When Annabel's first album appeared in the UK in 1983 - can it really be over 20 years ago? - it didn't contain the song that was to become her (sadly - at least, to date) only "hit". The Door's "Riders On The Storm" was added later. The addition was understandable from the record company's point of view but, to my mind, it unbalances the album. Not that it detracts from the music in any way - it just seems to me to be out of place. On the radio it sounds great! Not that anybody plays it these days - which is a shame.

But the song is a link back to the 60's and the history of nearly twenty years before. It is also very rare for any artist to take a song of such quality and to add something to it. Of course, many artists take a song and manage to do a reasonably competent cover version but you often know instinctively that the original is better. Very few artists seem to understand where such a song was coming from, what it really meant, what the ideals were that inspired it. Even without already knowing the high quality of the self-penned songs on Once Bitten you know that the singer on this cover of The Doors' classic is an exception to the rule. Listen to the phrasing, the passion, restrained as was Jim Morrison's, understated, menacing - you want, no you need, to know the end of the story - but you're not told! It would have been so easy to over-do it, to add frills that were never needed where the simplicity is the key.
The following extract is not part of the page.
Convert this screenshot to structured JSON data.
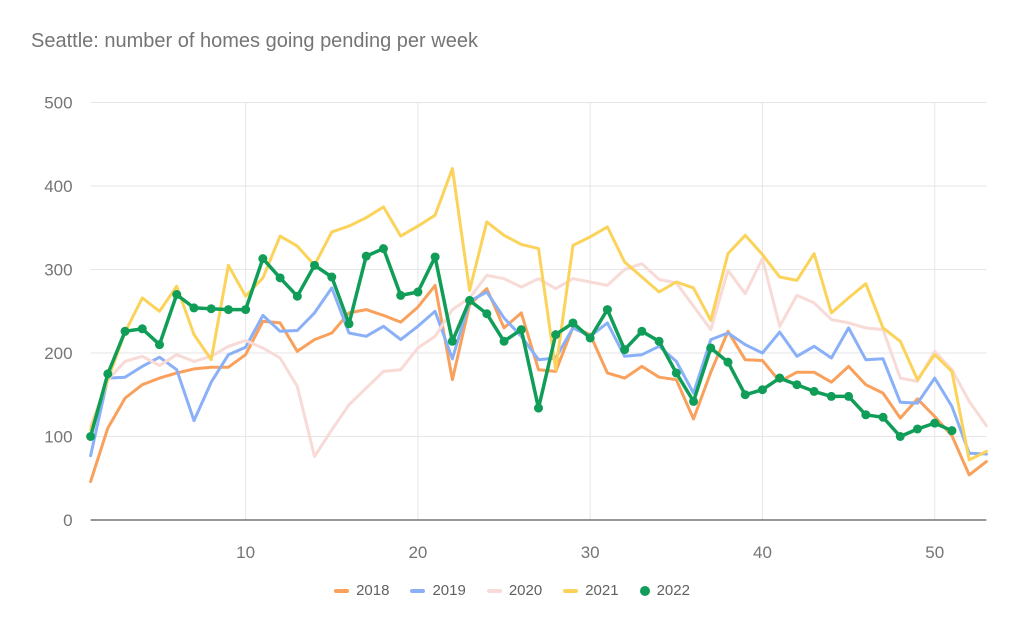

Although Annabel may be classed as a "one hit wonder" you only have to listen to the triumvirate of albums that followed Once Bitten: The Flame, When Angels Travel and Brides to know that the music was always more important to the artist than the sales volume. Then there's the (slightly) more recent Justice and Flow albums to add to a body of work that merits this re-appraisal. Unfortunately, many people will have missed out simply because they think that if an artist doesn't have hits they must be worthless. No doubt some artists are better than others but if you are already part-way to buying this collection then you must have some faith and understand that an artist such as Annabel Lamb doesn't come by all that regularly: this may be your only chance to hear why.